Apa kau juga ingin bicara pada jiwaku? Betapa lugunya pertanyaanku waktu itu. Pertanyaan paling bodoh di dunia. Laki-laki yang bertanya pada perempuan tentang perasaan yang disimpan di dalam hati, sebelum terlebih dulu menyatakan perasaannya adalah laki-laki pengecut yang bodoh. Bahwa diam untuk menyembunyikan ketakberdayaan selalu lebih baik daripada bicara hanya untuk memamerkan kepengecutan.

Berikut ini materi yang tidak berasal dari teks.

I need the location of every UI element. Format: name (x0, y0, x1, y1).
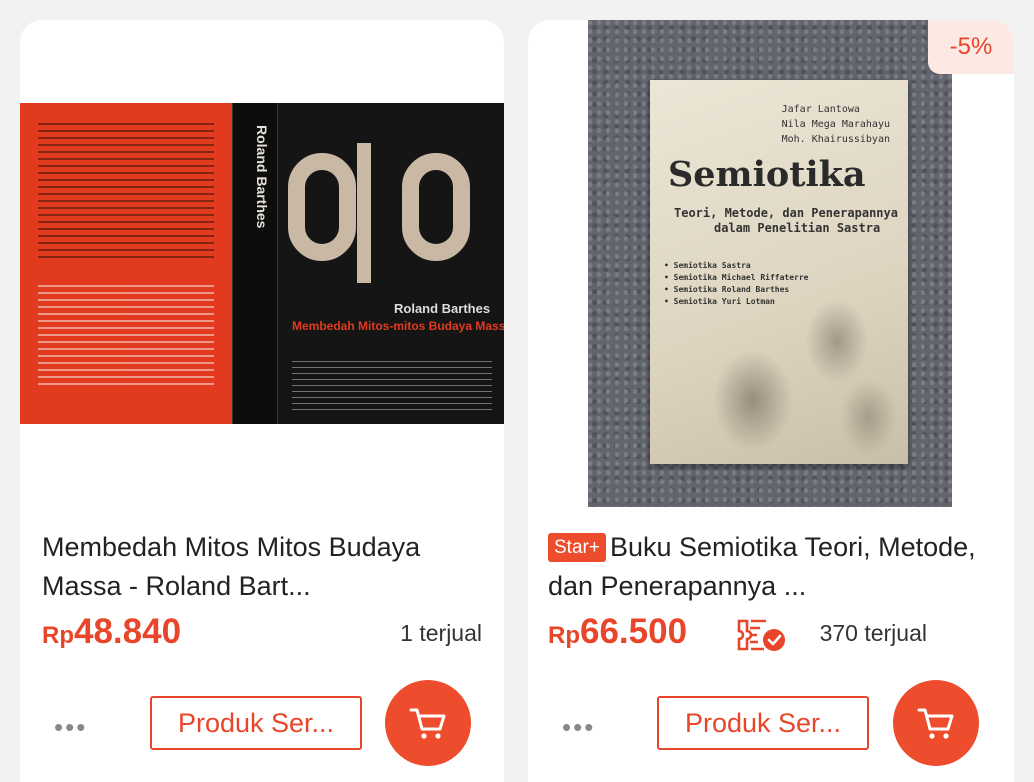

Syukurlah aku tak pernah benar-benar menanyakan itu padamu. Mengamati keseharianmu dan mengetahui bahwa kau baik-baik saja sudah begitu berarti buatku. Sebab kabar baikmu adalah oksigen yang membuat api harapan tetap menyala. Dengan nyala itu aku berjalan, menembus gelap untuk menjemput fajar.
Aku bilang gelap karena saat itu pandanganku ditutup oleh berbagai kekhawatiran. Aku sejujurnya bingung menyimpulkan bagaimana sebenarnya diriku waktu itu, aku menjelma menjadi laki-laki dengan sifat kekanak-kanakan yang keterlaluan. Aku cemburu setiap ada laki-laki lain yang membicarakanmusiapa pun itu. Aku benci pada siapa pun yang mencoba untuk menjodoh-jodohkanmu dengan laki-laki lain, meski boleh jadi itu cuma candaan yang—sumpah, tak lucu sama sekali.
Sebab aku tak pernah main-main soal rasa. Barangkali kalimat ini terdengar seperti slogan dalam iklan mie instan, tapi aku sungguh-sungguh. Aku tak pernah jatuh cinta begitu dalam pada perempuan, sebagaimana aku jatuh cinta padamu. Mimpi-ku untuk kuliah di kampus impianku telah Allah kabulkan, dan tentu saja aku tidak bisa menolak seandainya Allah mengabulkan keinginanku untuk hidup bersamamu.
Tapi expectation, kata Shakespeare, is the root of heartache. Harapan adalah akar sakit hati. Memelihara harapan adalah memelihara kemungkinan untuk kecewa. Semua laki-laki sejati harus siap menanggung konsekuensinya.